El humor sana (me dijeron por ahí)

Se suele decir que beber, jugar, drogarse y otras cuestiones son perjudiciales para la salud. Es más, se advierte en bizarras etiquetas para evitar juicios multimillonarios. Yo agregaría que el cine también es perjudicial para la salud y que deberían colocar cartelitos en las promociones (ni hablar de ese veneno llamado Netflix; habrá que esperar quién pueda ser el valiente capaz de ganarles alguna millonada de la que facturan por segundo). A las pruebas me remito. Pero, tengo la necesidad de anticiparles, como el narrador de El corazón delator de Poe, que yo no estoy loco, bajo ningún punto de vista. Las cosas se dan así.

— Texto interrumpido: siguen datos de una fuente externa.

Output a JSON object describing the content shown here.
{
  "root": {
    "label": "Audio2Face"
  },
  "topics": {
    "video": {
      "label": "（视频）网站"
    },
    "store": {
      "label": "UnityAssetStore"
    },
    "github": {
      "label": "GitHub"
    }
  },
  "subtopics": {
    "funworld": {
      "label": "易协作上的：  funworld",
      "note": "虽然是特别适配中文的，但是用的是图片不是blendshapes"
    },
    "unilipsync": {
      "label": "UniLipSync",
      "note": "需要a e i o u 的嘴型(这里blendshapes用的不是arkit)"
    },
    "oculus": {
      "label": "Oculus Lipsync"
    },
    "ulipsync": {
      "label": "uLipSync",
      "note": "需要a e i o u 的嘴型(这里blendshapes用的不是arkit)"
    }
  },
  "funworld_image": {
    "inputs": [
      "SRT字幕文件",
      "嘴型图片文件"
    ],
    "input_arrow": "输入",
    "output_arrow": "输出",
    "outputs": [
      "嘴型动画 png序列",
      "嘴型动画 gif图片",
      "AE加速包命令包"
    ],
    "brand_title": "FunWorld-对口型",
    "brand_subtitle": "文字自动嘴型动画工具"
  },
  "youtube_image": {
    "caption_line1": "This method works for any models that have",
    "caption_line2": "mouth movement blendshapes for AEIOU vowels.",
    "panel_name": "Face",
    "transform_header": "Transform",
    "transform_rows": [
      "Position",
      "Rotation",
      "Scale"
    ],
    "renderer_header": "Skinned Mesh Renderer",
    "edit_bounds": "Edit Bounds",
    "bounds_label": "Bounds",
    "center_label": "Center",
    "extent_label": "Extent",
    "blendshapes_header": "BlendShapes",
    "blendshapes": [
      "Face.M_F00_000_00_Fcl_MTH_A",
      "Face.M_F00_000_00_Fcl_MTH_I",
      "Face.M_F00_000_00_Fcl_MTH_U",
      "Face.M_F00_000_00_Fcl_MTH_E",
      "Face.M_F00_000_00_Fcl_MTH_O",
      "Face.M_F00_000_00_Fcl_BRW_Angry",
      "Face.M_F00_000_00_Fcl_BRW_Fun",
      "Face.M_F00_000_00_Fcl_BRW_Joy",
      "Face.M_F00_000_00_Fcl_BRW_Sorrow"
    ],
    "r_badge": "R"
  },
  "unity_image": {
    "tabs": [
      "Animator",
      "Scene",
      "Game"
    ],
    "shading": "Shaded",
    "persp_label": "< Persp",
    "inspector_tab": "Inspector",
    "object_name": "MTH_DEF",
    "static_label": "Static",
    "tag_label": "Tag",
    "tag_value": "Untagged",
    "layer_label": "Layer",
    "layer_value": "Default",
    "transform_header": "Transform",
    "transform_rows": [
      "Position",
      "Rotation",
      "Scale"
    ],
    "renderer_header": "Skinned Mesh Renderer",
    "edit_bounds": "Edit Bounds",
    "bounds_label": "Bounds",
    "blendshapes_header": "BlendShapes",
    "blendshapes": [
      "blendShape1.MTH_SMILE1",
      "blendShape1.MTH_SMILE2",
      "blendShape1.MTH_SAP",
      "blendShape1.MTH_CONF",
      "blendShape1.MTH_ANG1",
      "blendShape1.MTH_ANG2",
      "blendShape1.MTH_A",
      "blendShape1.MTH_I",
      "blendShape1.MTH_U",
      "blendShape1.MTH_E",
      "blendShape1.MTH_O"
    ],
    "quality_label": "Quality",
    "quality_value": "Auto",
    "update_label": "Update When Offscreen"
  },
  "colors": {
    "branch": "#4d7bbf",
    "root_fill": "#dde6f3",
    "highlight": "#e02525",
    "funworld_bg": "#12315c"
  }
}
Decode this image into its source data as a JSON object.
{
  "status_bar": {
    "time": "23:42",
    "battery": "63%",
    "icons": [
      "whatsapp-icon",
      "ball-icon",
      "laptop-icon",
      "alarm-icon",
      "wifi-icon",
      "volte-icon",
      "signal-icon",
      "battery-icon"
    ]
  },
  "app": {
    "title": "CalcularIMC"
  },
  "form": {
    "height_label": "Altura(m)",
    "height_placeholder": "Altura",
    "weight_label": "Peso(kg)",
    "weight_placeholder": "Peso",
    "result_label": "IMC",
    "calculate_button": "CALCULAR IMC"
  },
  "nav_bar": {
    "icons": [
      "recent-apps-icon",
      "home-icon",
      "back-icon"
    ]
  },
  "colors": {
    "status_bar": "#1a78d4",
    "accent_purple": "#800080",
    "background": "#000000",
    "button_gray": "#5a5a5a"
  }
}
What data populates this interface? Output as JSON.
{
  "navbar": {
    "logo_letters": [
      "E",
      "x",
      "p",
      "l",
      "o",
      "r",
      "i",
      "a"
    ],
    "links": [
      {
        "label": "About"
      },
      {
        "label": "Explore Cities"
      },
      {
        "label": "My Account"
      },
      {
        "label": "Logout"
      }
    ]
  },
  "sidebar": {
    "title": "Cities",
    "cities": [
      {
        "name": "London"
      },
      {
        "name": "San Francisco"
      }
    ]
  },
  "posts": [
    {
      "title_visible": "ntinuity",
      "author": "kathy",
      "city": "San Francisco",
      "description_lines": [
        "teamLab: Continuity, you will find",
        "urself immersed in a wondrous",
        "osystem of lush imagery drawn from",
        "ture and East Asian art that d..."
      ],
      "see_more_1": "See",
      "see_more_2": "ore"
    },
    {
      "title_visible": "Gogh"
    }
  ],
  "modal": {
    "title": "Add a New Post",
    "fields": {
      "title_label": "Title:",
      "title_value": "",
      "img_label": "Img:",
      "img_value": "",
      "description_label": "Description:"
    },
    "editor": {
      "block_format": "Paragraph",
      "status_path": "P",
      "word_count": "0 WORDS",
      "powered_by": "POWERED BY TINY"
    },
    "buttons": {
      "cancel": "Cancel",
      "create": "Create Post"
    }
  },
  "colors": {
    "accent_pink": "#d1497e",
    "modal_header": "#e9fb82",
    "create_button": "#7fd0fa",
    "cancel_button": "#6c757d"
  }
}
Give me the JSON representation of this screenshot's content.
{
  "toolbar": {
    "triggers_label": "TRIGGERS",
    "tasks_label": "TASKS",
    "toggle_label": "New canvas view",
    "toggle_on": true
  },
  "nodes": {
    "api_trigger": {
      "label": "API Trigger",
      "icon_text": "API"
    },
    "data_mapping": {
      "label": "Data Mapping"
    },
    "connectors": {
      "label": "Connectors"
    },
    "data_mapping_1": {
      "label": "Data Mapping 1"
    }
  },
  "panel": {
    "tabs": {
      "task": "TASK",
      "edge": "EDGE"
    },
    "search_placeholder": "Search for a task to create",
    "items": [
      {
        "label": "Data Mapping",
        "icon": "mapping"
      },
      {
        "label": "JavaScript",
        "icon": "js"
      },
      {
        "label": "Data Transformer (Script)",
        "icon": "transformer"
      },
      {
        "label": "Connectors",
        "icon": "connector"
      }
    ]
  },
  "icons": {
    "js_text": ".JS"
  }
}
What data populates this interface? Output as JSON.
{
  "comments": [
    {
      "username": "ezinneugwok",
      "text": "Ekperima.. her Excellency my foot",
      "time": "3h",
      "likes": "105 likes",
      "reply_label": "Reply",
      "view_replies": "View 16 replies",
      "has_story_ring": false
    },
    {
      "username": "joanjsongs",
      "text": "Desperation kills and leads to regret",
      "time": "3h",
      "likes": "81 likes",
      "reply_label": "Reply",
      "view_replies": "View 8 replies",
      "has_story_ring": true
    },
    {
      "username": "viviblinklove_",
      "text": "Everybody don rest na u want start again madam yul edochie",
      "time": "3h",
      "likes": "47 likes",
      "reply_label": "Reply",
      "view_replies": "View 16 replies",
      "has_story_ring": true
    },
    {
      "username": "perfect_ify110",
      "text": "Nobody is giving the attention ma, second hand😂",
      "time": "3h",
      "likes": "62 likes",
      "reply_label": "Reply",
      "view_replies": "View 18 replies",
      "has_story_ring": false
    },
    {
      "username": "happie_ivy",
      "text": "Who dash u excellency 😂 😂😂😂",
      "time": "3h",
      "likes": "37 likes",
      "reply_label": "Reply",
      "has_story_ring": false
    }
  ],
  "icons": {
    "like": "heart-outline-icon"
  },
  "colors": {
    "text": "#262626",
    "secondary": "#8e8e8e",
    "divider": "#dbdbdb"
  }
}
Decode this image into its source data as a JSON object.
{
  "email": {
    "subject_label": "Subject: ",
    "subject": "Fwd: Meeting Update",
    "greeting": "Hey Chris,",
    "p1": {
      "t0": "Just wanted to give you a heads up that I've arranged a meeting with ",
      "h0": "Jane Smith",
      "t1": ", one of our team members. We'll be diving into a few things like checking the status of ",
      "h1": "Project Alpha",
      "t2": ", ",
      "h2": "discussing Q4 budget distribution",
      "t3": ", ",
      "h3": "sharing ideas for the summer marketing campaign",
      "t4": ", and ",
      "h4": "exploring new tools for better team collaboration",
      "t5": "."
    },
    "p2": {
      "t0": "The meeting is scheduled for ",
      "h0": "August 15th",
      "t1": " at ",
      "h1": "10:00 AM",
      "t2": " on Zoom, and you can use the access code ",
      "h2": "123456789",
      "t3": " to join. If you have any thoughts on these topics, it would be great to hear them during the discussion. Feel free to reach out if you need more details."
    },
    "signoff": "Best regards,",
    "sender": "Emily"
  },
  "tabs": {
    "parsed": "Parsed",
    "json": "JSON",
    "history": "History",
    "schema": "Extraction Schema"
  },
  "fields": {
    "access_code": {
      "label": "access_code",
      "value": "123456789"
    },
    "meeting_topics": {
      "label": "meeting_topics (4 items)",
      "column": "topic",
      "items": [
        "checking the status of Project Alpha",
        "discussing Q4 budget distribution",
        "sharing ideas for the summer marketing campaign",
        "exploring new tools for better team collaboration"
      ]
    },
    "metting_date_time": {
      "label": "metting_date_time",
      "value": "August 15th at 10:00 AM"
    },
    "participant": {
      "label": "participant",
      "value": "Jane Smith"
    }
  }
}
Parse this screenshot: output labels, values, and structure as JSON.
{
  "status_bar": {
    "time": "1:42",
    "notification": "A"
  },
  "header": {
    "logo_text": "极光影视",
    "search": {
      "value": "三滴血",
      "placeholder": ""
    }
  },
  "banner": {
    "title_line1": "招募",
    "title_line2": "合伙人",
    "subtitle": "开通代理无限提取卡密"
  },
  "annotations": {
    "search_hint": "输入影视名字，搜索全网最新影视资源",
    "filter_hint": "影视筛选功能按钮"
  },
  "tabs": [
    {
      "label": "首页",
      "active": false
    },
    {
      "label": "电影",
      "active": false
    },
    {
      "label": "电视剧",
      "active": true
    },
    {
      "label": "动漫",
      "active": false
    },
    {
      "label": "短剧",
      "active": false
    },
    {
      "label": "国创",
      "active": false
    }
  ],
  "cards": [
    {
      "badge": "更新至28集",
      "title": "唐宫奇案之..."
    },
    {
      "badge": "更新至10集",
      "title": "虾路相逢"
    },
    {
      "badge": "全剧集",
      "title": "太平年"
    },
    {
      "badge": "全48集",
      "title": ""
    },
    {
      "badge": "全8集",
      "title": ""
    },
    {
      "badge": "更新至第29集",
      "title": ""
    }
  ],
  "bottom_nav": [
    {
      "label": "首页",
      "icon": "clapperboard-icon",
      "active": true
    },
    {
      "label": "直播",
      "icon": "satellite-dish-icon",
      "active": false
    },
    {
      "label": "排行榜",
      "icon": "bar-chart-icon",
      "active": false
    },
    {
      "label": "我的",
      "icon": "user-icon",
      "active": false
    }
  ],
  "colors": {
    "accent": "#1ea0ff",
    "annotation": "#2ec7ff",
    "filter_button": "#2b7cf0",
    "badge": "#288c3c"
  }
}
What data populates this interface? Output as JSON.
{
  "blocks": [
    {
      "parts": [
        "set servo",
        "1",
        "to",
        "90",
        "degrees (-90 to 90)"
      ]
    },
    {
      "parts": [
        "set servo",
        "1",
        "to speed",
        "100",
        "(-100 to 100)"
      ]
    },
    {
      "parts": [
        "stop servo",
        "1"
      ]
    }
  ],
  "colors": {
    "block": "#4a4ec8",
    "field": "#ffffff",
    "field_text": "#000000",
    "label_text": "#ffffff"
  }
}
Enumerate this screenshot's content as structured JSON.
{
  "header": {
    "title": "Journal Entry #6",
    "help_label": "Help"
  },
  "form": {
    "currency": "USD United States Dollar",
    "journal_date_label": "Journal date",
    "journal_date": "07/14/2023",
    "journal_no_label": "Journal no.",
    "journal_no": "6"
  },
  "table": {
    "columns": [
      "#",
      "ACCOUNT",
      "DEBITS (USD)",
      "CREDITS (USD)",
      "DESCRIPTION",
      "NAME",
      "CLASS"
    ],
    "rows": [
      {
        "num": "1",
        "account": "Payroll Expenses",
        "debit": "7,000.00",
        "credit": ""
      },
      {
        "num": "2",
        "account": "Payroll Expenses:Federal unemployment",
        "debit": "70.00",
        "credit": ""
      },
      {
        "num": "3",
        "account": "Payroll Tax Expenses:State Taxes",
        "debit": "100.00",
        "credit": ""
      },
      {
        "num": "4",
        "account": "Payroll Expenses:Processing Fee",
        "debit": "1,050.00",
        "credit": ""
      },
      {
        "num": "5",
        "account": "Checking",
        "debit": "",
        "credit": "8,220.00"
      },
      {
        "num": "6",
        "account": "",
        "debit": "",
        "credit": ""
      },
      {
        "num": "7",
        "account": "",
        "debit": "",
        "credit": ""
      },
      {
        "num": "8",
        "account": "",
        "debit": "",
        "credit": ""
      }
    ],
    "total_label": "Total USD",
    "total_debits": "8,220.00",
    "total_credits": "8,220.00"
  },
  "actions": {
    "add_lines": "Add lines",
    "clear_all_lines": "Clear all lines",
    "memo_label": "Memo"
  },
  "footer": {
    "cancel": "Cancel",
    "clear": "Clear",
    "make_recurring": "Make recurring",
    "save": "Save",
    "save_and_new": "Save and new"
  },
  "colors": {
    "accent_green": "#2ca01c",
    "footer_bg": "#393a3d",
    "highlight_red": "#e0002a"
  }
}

Todo por culpa del cine.

Resulta que algunos trámites de salud me han tenido ocupado durante este último tiempo, problemitas que no vale la pena enumerar pero que me tienen como una especie de Mickey, el personaje de Woody Allen en Hannah y sus hermanas. La cosa empezó con las cervicales. Dos o tres mareos me hicieron recordar a los viajes de Peter Fonda en TheTrip.

Luego siguió con un temita en el ojo izquierdo que derivó en la aplicación de unas inyecciones. La obra social, negocio si los hay, se hizo la víctima incapaz de cubrir el costo y acá estamos en medio de un litigio que me hace sentir como Julia Roberts en Eric Brockovich. Hoy en el sala de espera en el quirófano, una enfermera muy amable me coloca unas gotitas de anestesia y me da la ropa para entrar al quirófano, un delantal verde con unas tiras que nunca logré atar por supuesto. Es que en esas situaciones que requieren habilidades manuales soy El joven manos de tijera y como el gran Jerry Lewis, toda la vida he peleado con los objetos (podría enumerar una serie de imbecilidades y torpezas al respecto que harían honor al Libro Guinnes). La cuestión es que al rato llega la enfermera para aplicar la segunda tanda de gotas y se empieza a reír. Eso fue lo peor, porque parecía Bob Geldof en The Wall convertido en muñeco mientras suena The Trial. Pero claro, cómo no iba a tentarse: me puse la gorra en uno de los pies y la de los pies me la calcé como Napoléon en la cabeza. Si hubiera tenido un espejo me habría tentado yo también. Esbocé una falsa sonrisa para no deprimirme y pasé al quirófano, caminando con el culo al aire como Jack Nicholson en Alguien tiene que ceder (las tiritas nunca logré atarlas). Allí la cosa se hizo más solemne: todos envueltos, el doctor preparadísimo y yo acostado y atormentado como Álex en La Naranja mecánica (no voy a dar detalles del momento, pero no fue tan tremendo).

A todo esto, ayer me sacaron una muela (ya estaba programada la extracción, no soy hipocondríaco) y obviamente me acordé de la película que todos los cinéfilos recuerdan en ese puto momento, Maratón de la muerte, en la que Dustin Hoffman es torturado con algunas prácticas inconvenientes. Es inevitable. Para las cervicales, estoy haciendo acupuntura (y por supuesto se me cruza Pinhead de Hellraiser). En fin, yo creo que todo esto termina con el implante capilar a fin de año (a menos que me pase como el personaje del episodio de Carpenter en Body Bags, el tipo que se aplica un tónico en el pelo, le crece melena, se levanta las minas que nunca pudo, pero le empiezan a aparecer unas sanguijuelas asquerosas que le chupan la sangre hasta consumirle la cabeza). Pero sería mucha mala suerte y coincidencia. No hay que mezclar la ficción con la realidad, no. Por ahora, voy como Peter Weller en Robocop, en reparación. Eso sí, si tengo que ir al proctólogo ni en pedo confieso las películas que se me cruzarán…Ah, y no estoy loco.